昨夜は面会時間ギリギリまで慧太にぃがいてくれて、桜太にぃもその時間に合わせて一緒にいてくれた。
桜太にぃが帰り支度をしたタイミングで、多重事故の為に救急搬送が立て続けて入るって聞かされた桜太にぃは、人手は多い方がって、また・・・白衣を着て処置室に入って行ったんだよね。
慧太にぃは私に、一緒にいてやれなくてゴメンな?って言いながら、1人で帰ってしまって。

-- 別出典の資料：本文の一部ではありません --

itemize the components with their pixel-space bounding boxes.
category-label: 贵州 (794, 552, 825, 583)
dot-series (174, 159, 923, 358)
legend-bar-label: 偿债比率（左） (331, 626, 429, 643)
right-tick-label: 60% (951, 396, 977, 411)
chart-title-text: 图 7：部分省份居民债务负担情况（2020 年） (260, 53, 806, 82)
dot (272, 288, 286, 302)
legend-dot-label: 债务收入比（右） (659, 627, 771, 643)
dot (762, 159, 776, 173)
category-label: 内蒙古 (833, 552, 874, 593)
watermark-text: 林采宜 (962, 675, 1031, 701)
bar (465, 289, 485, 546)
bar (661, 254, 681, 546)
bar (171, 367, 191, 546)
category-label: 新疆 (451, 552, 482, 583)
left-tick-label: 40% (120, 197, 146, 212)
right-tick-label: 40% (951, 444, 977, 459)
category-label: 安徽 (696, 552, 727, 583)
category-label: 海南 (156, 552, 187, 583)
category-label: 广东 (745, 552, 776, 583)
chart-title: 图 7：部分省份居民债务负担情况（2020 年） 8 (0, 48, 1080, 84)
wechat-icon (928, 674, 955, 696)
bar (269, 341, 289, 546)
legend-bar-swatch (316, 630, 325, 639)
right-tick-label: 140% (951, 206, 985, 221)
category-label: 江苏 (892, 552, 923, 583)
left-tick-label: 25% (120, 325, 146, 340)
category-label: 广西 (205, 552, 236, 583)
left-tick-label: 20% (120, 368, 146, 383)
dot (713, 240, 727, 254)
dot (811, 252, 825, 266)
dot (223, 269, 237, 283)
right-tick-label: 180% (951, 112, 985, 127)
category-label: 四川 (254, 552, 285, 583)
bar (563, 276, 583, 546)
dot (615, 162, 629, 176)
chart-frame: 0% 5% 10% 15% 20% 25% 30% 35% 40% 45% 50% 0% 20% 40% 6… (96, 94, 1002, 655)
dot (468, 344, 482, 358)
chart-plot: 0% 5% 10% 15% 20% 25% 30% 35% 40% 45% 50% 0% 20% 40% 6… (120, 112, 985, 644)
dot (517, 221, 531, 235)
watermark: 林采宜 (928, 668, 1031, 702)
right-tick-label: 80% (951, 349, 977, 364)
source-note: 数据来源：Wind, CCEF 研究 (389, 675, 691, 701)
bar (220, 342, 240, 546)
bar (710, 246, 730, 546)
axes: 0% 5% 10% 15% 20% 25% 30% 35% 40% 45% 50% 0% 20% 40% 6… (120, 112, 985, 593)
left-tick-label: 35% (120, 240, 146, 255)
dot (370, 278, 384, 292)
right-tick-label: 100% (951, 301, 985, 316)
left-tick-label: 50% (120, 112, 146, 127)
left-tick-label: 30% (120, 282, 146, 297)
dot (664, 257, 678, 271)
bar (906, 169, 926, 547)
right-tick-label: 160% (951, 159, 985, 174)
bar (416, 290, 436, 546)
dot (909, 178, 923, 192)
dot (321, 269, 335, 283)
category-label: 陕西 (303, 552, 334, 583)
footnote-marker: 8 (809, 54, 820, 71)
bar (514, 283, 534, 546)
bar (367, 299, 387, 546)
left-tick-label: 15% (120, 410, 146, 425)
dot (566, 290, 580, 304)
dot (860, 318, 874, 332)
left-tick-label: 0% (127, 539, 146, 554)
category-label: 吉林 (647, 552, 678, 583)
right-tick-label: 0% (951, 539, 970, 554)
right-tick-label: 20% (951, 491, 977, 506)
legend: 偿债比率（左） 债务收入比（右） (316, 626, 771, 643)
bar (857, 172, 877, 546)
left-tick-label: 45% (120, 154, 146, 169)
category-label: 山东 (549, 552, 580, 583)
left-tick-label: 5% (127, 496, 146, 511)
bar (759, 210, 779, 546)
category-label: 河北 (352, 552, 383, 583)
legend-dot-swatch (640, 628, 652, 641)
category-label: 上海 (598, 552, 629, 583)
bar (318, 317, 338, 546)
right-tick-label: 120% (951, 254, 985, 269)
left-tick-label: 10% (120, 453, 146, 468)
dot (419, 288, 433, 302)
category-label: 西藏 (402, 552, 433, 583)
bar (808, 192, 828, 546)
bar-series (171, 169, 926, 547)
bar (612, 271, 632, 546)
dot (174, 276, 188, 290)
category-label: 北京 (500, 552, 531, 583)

2人の後ろ姿を見送りながら、少し寂しかったけど、それは内緒の話。
扉1枚向こうに桜太にぃがいるって分かっていても。
ケガをした人の声や、意識が途切れそうな人に懸命に言葉をかけ続ける桜太にぃの声や、子供の泣き声が聞こえて来て、私は毛布に潜り込んで丸まってた。
その後少しして、私がいた場所を開けて欲しいって言われて。
看護主任に連れて来られたのが・・・この病室、なんだけど。
私は政治家か?なんて思わせるような・・・個室。
シャワールームもトイレも個室の中にあって、便利っぽいんだけど・・・朝の診察が終わったら帰るんだから使う事はないだろうなと笑った。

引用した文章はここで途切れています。